Hedging & Commodity Marketing:
Bonavista has secured market egress and access for 2017. Bonavista has arranged for firm transportation on the Nova Gas Transmission Ltd. (“NGTL”) system north of the James River receipt point (“restricted area”) equal to 116% of our forecasted natural gas sales in this area.

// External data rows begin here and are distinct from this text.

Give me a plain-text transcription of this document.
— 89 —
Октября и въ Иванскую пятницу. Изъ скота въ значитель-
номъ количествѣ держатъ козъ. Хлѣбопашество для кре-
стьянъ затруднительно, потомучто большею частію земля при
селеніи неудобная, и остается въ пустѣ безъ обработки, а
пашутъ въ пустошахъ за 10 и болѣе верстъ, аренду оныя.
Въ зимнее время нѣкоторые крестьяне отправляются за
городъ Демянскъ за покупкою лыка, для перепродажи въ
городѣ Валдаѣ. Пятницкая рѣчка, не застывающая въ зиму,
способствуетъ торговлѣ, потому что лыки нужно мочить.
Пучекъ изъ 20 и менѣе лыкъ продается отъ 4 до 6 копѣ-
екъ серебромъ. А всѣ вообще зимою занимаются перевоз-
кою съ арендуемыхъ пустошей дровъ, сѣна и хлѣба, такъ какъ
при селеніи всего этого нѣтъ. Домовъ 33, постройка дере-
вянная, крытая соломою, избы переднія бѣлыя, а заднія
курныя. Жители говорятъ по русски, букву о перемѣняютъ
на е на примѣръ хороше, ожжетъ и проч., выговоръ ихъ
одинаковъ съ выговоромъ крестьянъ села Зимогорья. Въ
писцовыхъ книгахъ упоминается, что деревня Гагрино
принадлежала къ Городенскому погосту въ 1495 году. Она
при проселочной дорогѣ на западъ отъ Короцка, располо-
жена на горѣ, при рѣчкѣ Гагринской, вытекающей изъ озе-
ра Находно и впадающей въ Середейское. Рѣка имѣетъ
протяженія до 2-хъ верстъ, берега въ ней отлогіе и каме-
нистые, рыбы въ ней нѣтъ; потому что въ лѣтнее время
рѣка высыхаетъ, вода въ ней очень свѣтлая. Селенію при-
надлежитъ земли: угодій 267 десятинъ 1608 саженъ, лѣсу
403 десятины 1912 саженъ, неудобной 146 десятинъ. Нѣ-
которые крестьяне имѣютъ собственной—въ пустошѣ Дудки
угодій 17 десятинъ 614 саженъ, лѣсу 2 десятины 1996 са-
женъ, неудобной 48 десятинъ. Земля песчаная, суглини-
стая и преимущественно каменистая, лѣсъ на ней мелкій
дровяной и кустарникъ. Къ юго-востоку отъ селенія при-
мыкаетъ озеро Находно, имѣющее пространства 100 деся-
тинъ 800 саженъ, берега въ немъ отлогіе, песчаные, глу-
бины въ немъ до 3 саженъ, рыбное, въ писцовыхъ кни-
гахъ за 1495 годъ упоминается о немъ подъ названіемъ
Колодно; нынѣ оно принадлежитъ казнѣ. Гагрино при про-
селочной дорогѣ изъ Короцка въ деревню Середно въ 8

Bonavista has also continued to prudently add to our commodity hedge positions. Currently 74% of our forecasted 2017 natural gas production is hedged at an AECO price of $2.94 per gj and we have approximately 10% of our natural gas volumes contracted for delivery to the U.S. Midwest markets. Lastly, we have 75% of oil (oil and condensate) volumes hedged and 49% of our propane volumes hedged for 2017.
General
Bonavista is focused on creating premium shareholder value through the efficient development of high quality oil and natural gas assets.